A simple example he gives involves many of the restored World War II planes he flies, which travel at a top speed of around 600 miles per hour (mph). Given there’s 60 minutes in an hour, it can be calculated that a speed of 60 mph is equivalent to traveling 1 mile per minute. Simple multiplication then shows that Von Bevern’s WWII planes, at 600 mph, can cover 10 miles per minute.

“Proportions is how you’d encapsulate it,” he says.

Von Bevern says numbers ran through his head during entire shifts as an air traffic controller. Figuring turn angles, speeds of aircraft, aircraft separation criteria—it all took constant calculations involving math.
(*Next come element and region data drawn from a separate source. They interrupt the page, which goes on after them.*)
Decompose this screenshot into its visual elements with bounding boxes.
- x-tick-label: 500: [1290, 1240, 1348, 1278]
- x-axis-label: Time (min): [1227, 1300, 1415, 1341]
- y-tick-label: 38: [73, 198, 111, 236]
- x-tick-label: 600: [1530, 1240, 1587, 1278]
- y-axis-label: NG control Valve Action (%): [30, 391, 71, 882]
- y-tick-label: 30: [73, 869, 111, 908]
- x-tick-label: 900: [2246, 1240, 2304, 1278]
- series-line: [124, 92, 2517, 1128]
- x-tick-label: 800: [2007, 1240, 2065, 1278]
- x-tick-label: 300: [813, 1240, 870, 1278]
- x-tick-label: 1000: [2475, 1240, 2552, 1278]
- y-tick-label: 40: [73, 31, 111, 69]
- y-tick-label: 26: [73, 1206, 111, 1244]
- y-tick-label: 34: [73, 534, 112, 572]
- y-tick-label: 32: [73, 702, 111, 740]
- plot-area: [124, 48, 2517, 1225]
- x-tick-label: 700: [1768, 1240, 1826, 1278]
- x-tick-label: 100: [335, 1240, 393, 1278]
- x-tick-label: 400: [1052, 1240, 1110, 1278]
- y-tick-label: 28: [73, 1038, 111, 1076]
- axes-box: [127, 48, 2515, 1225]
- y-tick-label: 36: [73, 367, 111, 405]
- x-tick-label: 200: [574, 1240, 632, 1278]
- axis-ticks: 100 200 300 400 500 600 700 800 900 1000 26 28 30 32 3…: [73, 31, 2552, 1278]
“It was done in my head on a constant basis,” he says. “I was constantly updating (calculations) on a real-time basis.”

Von Bevern says there’s an FAA air traffic control academy in Oklahoma City where air traffic controllers spend three months learning all the math they need to know. They’re required to memorize mileages between landing and takeoff areas, as well as mileages between where flight patterns intersect. By the end of the academy, they can run a 45-minute computer program that keeps planes safe and clear of each other.

“A lot of it comes down to an internal sense of timing,” he says. “That’s math. Starting a clock in your head.

“The whole job is pretty much math … on the fly, so to speak,” Von Bevern says.